The compatibility of C. sterbai is one of their main selling points as with all other Corydoras species as they are very peaceful catfish and can be kept with other peaceful fish. They should not be kept with overly aggressive bottom dwellers, particularly if there is competition over substrate space as there would be in small tanks or tanks with a large amount of "furniture". Ideal companions would be similar sized tetras or particularly, dwarf cichlids.

Ideally Corydoras sterbai should be housed with a fine substrate such as sand or gravel in order to avoid doing damage to their delicate barbels. However, large gravel will suffice as long as it is not sharp edged. Their only other requirement is that shade be provided for them, by means of overhanging rock, large leaved plants, arching bogwood or caves.

Breeding is not too difficult. A tank with dimensions 18″ x 12″ x 12″ (10 US Gallon) is recommended. The breeding ratio that should be kept is 2 males per female. Good diet together with repeated water changes and drops of temperature are usually sufficient. However, raising the fry is not easy due to its high sensitivity.

Occasionally problems can arise while transporting these fish as they are capable of secreting a chemical toxin when stressed or overcrowded. For this reason they are never shipped with other fish.

==Name==
Sterba's corydoras' specific name honours Professor Dr.
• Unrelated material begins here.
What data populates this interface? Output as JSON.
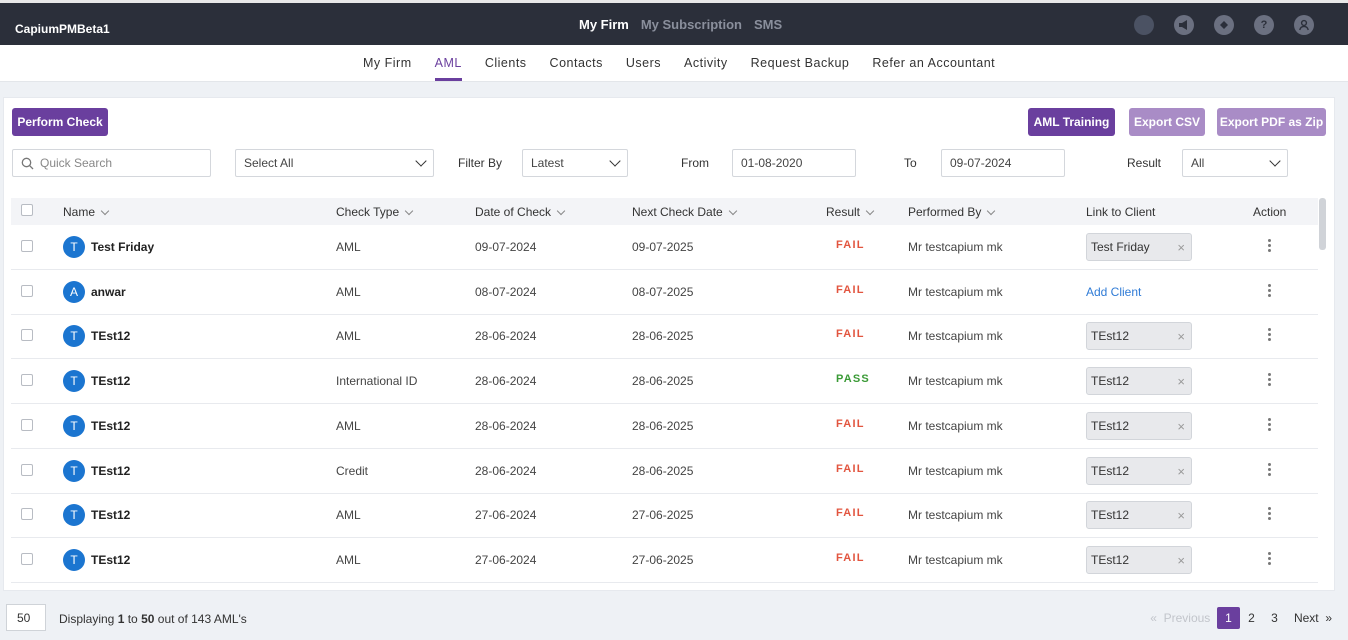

Günther Sterba, professor emeritus of zoology of Leipzig University, member of the Royal Swedish Academy of Sciences. Professor Sterba is a professional ichthyologist who nevertheless produced several very popular books regarded as virtual bibles for fishkeepers over the 1970s and 1980s, translated into English under the titles Freshwater Fishes of the World, Aquarium Care and (with Dick Mills) The Aquarists' Encyclopedia, despite his degree of isolation at that time by virtue of living in the then German Democratic Republic.